# Integración de documentos de relatoría.



## Mench

Por favor, necesito ayuda para traducir: "Integración de documentos de relatoría" al inglés.
Gracias de antemano.


----------



## Sprachliebhaber

Hace falta el contexto.


----------



## Mench

¡Gracias por contestar!
Se trata de una lista de estudios: Estudio de evaluación técnico-financiera, estudio de evaluación socio económica, etc. e integración de documentos de relatoría. ¿Relatoría se refiere a "reports"?


----------



## Mench

Mi intento: Integration of reporting documents...?, pero no estoy segura de que se entienda en inglés...


----------



## Sprachliebhaber

La relatoría es la actividad o el producto de un relator, que toma notas de un proceso, de un congreso, etc., y presenta por escrito el testimonio o las actas. De un juicio se llama "transcript", de un congreso, "proceedings". Pero "integrar" puede ser incluir, colectar o combinar.

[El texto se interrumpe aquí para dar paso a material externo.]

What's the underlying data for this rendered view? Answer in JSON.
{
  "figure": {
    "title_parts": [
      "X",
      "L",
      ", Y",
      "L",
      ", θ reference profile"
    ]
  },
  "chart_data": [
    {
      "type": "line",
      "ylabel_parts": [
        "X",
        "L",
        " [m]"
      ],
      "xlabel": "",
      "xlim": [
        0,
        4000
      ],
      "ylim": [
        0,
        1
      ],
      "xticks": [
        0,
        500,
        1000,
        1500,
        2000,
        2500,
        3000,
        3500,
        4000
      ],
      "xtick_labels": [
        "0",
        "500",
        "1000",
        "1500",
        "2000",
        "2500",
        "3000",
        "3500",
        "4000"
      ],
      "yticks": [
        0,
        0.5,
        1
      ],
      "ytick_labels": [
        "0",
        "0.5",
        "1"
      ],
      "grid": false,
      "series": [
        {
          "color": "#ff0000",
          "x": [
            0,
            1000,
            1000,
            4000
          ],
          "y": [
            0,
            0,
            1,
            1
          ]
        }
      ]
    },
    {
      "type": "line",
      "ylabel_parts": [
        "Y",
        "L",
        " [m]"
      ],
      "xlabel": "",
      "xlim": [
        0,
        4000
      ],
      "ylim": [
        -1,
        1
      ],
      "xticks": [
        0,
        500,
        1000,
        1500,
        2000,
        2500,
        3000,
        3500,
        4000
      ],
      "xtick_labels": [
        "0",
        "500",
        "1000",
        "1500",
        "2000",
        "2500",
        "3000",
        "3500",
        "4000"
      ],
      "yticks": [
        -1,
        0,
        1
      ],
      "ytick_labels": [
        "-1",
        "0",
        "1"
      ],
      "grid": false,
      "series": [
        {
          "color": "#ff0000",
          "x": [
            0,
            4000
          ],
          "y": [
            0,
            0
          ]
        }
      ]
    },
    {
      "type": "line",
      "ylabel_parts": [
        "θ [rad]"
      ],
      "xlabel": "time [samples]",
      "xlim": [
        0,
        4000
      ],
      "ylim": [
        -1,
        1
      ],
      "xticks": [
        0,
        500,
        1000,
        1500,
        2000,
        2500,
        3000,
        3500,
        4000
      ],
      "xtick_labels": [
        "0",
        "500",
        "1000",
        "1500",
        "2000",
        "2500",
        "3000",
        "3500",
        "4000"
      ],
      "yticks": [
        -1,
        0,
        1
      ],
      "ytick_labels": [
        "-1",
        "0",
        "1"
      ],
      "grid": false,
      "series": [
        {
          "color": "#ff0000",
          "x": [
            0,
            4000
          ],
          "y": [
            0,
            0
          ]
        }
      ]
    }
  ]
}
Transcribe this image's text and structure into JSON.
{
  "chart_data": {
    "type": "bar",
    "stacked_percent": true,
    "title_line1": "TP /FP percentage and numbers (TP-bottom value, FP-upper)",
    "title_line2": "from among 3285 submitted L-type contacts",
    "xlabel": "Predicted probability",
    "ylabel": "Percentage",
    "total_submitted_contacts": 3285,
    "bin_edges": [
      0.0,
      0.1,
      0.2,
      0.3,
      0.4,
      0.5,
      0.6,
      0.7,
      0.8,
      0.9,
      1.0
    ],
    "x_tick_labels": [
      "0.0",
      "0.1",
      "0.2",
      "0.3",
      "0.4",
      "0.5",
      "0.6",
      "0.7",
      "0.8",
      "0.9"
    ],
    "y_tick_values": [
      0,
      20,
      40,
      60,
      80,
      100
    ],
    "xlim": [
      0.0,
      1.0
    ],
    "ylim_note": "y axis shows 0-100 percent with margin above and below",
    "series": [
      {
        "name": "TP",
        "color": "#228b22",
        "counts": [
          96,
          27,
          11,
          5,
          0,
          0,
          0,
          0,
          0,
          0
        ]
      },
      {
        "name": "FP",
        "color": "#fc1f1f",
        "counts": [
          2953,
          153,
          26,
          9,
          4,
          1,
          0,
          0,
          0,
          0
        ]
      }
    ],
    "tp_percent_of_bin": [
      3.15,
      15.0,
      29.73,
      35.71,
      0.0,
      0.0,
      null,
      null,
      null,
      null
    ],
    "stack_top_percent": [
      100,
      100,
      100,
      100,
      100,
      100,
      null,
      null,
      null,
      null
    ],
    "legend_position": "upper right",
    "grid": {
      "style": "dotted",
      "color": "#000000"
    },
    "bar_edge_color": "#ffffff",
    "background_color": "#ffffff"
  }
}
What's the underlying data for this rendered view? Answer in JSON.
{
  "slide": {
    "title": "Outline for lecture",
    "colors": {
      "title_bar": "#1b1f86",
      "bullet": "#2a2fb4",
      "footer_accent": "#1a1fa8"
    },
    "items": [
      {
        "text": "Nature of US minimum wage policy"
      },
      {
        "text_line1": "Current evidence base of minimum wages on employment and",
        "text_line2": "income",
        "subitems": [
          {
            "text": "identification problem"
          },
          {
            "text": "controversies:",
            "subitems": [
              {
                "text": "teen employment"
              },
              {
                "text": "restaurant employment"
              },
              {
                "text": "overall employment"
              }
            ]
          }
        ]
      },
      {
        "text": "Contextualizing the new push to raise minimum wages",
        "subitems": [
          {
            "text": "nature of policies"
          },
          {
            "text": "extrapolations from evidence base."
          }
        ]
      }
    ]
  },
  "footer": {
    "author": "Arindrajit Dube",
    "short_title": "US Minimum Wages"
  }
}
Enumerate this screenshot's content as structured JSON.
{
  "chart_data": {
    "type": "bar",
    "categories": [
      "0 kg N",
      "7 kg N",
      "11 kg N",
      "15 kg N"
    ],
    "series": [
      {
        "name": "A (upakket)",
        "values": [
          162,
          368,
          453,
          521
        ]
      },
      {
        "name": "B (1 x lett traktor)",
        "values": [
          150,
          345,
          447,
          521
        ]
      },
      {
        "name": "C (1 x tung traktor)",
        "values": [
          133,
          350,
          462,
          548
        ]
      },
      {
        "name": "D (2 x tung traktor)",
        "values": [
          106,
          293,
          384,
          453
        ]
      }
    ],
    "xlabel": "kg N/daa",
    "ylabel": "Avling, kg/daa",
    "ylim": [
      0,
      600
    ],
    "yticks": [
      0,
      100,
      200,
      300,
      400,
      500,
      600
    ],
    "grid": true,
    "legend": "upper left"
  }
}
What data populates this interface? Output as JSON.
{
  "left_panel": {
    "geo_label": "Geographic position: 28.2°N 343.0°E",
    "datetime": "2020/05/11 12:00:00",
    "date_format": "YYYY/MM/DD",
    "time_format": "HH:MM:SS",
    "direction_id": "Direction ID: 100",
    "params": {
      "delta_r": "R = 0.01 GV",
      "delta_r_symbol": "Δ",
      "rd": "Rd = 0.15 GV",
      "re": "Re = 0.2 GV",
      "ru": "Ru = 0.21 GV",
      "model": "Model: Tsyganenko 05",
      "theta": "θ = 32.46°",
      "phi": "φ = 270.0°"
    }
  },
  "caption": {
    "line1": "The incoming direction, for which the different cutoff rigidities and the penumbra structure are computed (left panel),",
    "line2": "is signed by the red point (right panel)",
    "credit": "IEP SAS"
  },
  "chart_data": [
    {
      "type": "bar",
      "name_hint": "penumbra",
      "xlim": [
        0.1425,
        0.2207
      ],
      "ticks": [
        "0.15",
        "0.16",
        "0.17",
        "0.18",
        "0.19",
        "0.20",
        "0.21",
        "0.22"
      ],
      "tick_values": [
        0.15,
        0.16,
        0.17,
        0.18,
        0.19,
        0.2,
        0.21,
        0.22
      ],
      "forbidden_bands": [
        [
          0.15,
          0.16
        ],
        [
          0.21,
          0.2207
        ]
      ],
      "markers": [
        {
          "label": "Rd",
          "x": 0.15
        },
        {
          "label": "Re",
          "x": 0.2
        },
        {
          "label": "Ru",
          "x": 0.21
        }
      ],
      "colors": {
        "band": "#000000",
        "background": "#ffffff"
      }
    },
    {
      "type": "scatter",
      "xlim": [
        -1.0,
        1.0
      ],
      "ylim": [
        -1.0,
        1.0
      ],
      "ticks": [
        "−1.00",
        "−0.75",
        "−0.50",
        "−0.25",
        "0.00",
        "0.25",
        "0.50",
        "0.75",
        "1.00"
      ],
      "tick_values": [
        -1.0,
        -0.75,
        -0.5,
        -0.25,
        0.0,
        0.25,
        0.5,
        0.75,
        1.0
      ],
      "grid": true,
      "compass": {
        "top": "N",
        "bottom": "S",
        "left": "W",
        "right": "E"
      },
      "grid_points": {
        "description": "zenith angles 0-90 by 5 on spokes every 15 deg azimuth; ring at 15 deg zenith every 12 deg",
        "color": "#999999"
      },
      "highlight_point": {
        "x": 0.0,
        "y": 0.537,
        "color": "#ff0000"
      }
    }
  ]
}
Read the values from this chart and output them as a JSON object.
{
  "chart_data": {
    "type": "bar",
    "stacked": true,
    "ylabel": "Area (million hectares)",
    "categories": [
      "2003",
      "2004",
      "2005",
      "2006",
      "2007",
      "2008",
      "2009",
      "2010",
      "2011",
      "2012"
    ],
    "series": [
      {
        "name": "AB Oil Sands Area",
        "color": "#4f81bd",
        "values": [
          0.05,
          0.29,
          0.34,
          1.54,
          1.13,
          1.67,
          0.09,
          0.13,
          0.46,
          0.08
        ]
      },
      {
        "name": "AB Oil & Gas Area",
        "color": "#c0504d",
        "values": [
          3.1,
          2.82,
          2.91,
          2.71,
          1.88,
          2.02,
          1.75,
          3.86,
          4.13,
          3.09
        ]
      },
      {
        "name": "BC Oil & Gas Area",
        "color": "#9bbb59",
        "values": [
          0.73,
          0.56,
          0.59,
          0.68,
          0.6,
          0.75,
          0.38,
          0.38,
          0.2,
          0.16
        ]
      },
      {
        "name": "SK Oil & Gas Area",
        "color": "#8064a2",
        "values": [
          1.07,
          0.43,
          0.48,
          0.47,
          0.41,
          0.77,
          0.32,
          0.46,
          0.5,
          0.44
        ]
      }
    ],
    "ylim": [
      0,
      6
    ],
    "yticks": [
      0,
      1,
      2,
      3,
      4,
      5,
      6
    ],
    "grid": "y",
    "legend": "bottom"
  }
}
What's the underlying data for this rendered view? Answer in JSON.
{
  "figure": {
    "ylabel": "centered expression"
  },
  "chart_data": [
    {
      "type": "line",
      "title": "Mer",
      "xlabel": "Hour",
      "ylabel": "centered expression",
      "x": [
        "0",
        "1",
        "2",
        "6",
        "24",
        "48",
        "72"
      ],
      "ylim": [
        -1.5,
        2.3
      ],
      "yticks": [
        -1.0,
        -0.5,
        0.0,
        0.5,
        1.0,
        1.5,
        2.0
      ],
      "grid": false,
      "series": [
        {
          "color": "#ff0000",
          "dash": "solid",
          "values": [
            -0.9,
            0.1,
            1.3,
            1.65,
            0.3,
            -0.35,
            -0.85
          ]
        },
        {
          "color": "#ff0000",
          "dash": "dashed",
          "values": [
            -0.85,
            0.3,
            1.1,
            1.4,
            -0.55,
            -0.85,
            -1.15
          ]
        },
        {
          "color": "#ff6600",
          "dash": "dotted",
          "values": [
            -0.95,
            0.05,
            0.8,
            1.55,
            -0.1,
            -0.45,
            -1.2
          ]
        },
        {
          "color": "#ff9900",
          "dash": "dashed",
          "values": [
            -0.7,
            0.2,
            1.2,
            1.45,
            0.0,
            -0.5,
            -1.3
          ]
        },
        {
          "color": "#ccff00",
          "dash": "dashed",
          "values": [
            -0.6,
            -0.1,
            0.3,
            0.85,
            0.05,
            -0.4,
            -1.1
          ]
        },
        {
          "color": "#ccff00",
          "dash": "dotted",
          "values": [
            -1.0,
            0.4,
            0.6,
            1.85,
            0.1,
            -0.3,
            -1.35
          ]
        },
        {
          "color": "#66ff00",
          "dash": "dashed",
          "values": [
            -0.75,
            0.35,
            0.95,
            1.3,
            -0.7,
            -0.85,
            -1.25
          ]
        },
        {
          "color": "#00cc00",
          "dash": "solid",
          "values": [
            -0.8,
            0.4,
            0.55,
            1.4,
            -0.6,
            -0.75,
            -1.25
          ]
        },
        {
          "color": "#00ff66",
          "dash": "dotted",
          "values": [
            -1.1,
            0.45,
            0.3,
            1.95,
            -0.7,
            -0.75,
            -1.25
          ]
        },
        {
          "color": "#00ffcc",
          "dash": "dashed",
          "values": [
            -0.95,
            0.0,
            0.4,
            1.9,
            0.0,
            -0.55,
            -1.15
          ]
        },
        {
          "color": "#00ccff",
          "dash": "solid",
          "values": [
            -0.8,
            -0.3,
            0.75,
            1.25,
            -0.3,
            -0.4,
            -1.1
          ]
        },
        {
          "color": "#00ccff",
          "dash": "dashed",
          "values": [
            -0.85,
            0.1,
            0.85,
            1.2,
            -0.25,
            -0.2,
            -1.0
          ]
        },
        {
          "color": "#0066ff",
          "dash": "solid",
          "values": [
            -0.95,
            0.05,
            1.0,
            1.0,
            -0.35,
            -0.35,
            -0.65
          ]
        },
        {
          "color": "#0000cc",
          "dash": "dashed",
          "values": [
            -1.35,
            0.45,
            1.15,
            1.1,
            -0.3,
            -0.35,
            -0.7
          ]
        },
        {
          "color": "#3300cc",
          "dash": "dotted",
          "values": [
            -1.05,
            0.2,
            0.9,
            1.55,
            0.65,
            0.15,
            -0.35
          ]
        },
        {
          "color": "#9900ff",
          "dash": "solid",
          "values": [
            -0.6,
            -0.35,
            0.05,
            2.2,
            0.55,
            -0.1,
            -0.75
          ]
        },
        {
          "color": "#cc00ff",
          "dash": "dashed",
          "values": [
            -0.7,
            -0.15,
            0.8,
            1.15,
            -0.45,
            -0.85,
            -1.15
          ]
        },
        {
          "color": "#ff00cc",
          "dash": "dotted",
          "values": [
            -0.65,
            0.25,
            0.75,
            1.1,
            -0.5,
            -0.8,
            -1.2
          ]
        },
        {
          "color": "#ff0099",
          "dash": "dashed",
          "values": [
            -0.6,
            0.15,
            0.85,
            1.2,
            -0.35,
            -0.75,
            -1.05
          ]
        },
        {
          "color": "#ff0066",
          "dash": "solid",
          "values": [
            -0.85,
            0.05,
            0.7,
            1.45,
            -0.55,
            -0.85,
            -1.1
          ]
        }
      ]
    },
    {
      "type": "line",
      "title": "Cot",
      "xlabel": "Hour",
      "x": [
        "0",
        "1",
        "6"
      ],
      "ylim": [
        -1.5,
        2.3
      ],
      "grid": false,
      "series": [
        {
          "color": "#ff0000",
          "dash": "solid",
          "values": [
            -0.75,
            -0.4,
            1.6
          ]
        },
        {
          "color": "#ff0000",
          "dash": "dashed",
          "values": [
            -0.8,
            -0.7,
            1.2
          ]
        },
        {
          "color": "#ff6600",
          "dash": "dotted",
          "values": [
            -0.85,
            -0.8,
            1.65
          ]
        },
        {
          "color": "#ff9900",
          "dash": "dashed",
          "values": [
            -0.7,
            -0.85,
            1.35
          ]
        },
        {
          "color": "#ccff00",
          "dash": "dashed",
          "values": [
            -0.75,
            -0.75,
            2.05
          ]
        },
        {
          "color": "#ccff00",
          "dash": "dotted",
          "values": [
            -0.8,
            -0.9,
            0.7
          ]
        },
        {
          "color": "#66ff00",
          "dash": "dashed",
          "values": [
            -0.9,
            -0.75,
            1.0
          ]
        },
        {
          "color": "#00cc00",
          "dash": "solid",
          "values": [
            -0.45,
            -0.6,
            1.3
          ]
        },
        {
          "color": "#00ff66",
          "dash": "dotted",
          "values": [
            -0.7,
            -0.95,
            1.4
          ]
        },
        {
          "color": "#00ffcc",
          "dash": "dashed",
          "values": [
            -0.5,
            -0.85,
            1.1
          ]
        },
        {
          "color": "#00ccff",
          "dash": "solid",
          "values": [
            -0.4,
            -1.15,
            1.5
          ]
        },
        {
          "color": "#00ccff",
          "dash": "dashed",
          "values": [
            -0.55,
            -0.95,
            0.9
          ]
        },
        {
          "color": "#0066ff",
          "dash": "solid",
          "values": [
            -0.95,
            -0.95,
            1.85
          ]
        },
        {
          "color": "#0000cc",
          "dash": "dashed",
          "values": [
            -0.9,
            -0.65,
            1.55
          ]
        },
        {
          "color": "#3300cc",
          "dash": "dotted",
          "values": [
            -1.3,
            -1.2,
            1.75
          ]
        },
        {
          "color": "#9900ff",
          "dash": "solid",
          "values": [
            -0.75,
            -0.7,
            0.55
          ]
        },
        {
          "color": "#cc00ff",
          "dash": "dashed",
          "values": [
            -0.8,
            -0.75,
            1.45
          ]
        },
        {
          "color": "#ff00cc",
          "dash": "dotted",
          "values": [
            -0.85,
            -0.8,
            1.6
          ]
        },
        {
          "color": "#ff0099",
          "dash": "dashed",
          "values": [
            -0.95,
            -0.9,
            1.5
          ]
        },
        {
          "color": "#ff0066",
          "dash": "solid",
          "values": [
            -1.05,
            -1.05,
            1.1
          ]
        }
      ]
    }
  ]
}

Un estudio de la integración de tales documentos, en cualquier sentido, suena raro, pero probablemente se trataría de su síntesis en un documento de conjunto.


----------



## Mench

¿"Reporting synthesis", quizá? y me sigue sonando raro.
What should I do?


----------



## Sprachliebhaber

El problema es que la frase original es vaga, y estamos tratando de adivinar su significado. En vez de "reporting synthesis" sugiero "synthesis of documents" o "synthesizing documents", pero el significado bien puede ser otro.


----------



## Mench

La frase no está dentro de un texto sino dentro de un esquema de estudios sobre un proyecto de una empresa de infraestructura.


----------



## Sprachliebhaber

Entonces se me ocurre otra idea: "assembly of documents" (su recolección para los estudios). Probablemente son las actas (relatoría) de varios congresos, etc., pero no me parece necesario especificarlo.


----------



## Mench

Gracias de nuevo pero creo que me voy a arriesgar con "synthesis of documents"
Un cordial saludo


----------